Mental health is an important part of our overall health, yet many Australians struggle. Did you know that one in five adults1 has experienced a mental health illness, such as anxiety and depression, in the previous 12 months?
TIACS (This Is a Conversation Starter), a non-profit social purpose organisation, provides free and accessible mental health counselling services Australia-wide, supported by key industry Alliance corporate partners like Coates. With a focus on supporting blue-collar communities, the demand for TIACS services continues to grow, so we invited Jon – an experienced TIACS qualified counsellor – to explain how, who and when TIACS can help, and what you can expect if you call.
“TIACS is the starting point for your mental health conversation, and we can provide coping strategies for head noise, relationship problems, addictions, anxiety attacks, depression, grief and other issues people are experiencing," says Jon. “If someone needs more urgent care or a different type of help, TIACS acts as a mental health hub to connect other support services. TIACS can also advocate, write referrals and make calls on someone’s behalf to keep the conversation going.”
“The first time someone reaches out to their GP for a mental health referral, they may experience long wait times to receive help – a delay that can leave them feeling vulnerable and unsure about how to improve their situation in the short term,” says Jon. “TIACS bridges this gap, offering support to people with a connection to blue collar industries – whether you’re a truckie, live in a rural area, you’re married to a plumber, or your parent works in construction.”

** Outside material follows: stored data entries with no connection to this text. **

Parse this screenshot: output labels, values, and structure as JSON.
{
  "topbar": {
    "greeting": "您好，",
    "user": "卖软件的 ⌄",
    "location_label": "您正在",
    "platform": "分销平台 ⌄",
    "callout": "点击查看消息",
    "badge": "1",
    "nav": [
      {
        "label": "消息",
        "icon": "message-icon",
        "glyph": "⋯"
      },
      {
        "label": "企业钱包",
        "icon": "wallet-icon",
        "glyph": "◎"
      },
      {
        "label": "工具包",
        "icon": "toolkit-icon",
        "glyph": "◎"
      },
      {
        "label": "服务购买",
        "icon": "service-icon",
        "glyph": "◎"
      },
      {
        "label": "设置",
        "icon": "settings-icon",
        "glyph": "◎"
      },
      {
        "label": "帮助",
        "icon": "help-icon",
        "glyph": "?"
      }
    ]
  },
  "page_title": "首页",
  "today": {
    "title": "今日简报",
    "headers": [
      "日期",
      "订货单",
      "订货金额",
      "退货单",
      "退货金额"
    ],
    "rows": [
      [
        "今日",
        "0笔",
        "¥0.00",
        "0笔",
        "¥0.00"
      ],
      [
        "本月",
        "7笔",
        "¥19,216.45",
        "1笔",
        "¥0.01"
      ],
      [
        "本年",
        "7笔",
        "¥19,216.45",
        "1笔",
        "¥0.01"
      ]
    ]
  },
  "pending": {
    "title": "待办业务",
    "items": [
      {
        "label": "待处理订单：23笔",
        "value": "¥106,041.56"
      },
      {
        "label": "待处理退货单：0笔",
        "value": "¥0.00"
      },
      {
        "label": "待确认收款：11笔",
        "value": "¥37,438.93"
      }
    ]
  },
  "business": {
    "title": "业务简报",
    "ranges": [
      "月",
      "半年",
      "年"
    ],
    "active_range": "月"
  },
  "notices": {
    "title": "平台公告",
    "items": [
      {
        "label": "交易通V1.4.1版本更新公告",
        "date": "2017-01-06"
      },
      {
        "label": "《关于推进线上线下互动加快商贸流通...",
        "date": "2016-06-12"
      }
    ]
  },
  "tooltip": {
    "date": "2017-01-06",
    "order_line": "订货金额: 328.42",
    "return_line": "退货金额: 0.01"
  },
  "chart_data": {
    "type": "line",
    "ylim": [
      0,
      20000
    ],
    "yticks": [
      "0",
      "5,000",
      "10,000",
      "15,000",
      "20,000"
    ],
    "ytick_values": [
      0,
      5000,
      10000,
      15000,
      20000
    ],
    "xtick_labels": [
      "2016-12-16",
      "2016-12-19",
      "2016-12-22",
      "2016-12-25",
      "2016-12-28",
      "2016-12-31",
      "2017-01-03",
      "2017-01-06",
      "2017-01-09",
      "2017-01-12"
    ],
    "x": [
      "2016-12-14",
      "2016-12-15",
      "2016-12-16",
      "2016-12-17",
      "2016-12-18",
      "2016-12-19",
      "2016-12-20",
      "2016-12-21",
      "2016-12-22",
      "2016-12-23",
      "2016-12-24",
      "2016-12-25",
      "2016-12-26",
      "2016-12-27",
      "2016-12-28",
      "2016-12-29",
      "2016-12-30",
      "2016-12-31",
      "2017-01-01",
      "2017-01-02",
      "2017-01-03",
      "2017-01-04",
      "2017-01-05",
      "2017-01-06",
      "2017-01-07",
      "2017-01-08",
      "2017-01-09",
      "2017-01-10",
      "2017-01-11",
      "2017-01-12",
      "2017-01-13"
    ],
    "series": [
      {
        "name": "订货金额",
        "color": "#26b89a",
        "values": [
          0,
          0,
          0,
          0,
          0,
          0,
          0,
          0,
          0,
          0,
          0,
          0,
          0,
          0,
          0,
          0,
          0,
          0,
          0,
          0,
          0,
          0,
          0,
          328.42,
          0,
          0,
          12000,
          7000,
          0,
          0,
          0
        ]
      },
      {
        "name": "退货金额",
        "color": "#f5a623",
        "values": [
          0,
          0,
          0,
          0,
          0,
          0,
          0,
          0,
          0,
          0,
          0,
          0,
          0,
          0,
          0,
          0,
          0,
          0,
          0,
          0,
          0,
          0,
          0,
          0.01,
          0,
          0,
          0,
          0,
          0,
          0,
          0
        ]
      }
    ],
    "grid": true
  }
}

Do you need mental health support? Call or text TIACS on 0488 846 988
Anyone 18 years and over (or 16-18 years if you have the capacity to provide informed consent i.e., apprentices) can access up to eight free phone counselling sessions with TIACS. The sessions can be arranged at a time of day or night and through a channel (phone or SMS) that’s convenient to you. If you need more than eight sessions, you may benefit from longer-term help and TIACS can connect you with a suitable provider.
TIACS is mindful of the fact that the blue-collar workforce is predominantly male; that three quarters of those who take their own life in Australia are male; and that a high proportion of TIACS callers are also male. “As a counsellor, it’s a privilege to support a demographic of Australians that may otherwise struggle to seek help because of the stigma surrounding mental health,” says Jon. “We’re also proud to support women in blue collar industries, as we know it can be tough to gain respect working on some job sites.”
Unlike crisis phone support services like Lifeline or Coates’ Employee Assistance Program (EAP) which are available 24/7, TIACS provides an early intervention mental health support service. “If someone needs 24/7 crisis support then Beyond Blue or Lifeline are a great start, though if they'd prefer to speak with the same counsellor on a regular basis then TIACS is here to support them Monday to Friday 8am to 10pm,” says Jon.
A lack of privacy or anonymity can be barriers in seeking support, but the great thing about TIACS’ phone counselling service is that it allows people who may not ordinarily be comfortable talking about their mental health to do so in a less intimidating way.
"Our calls are private, and all information is kept internally within TIACS. This means that what you share won't impact your medical records or employability, nor will your boss know you attended counselling,” says Jon. “The only exception is the rare event that records are subpoenaed or if a counsellor is obligated to contact emergency services to protect a client from imminent harm. Beyond that, TIACS takes every measure possible to protect people's privacy."
TIACS is all about accessibility. “We know how hard it can be to reach out, and that many people prefer everyday language to a more clinical approach, so we try to make each conversation with TIACS feel as comfortable as an everyday chat,” says Jon.
Here’s what you can expect from your first call:
Mental health initiatives like TradeMutt’s Funky Shirt Friday, which many Coates branches in the North BU participate in, and R U OK? Day are great reminders to check in on our mates, colleagues and loved ones. But if you sense that someone is having a hard time, what can you do?
"Since TIACS cannot make unsolicited calls, the best option is to pass on our number to your mate who is struggling and explain how easy it is to send a text and receive confidential support. Once your mate has reached out, we will look after them,” says Jon. “You can always call or text TIACS yourself if you are worried about a mate. You don't have to go through this alone and we are glad to support legends who look out for others."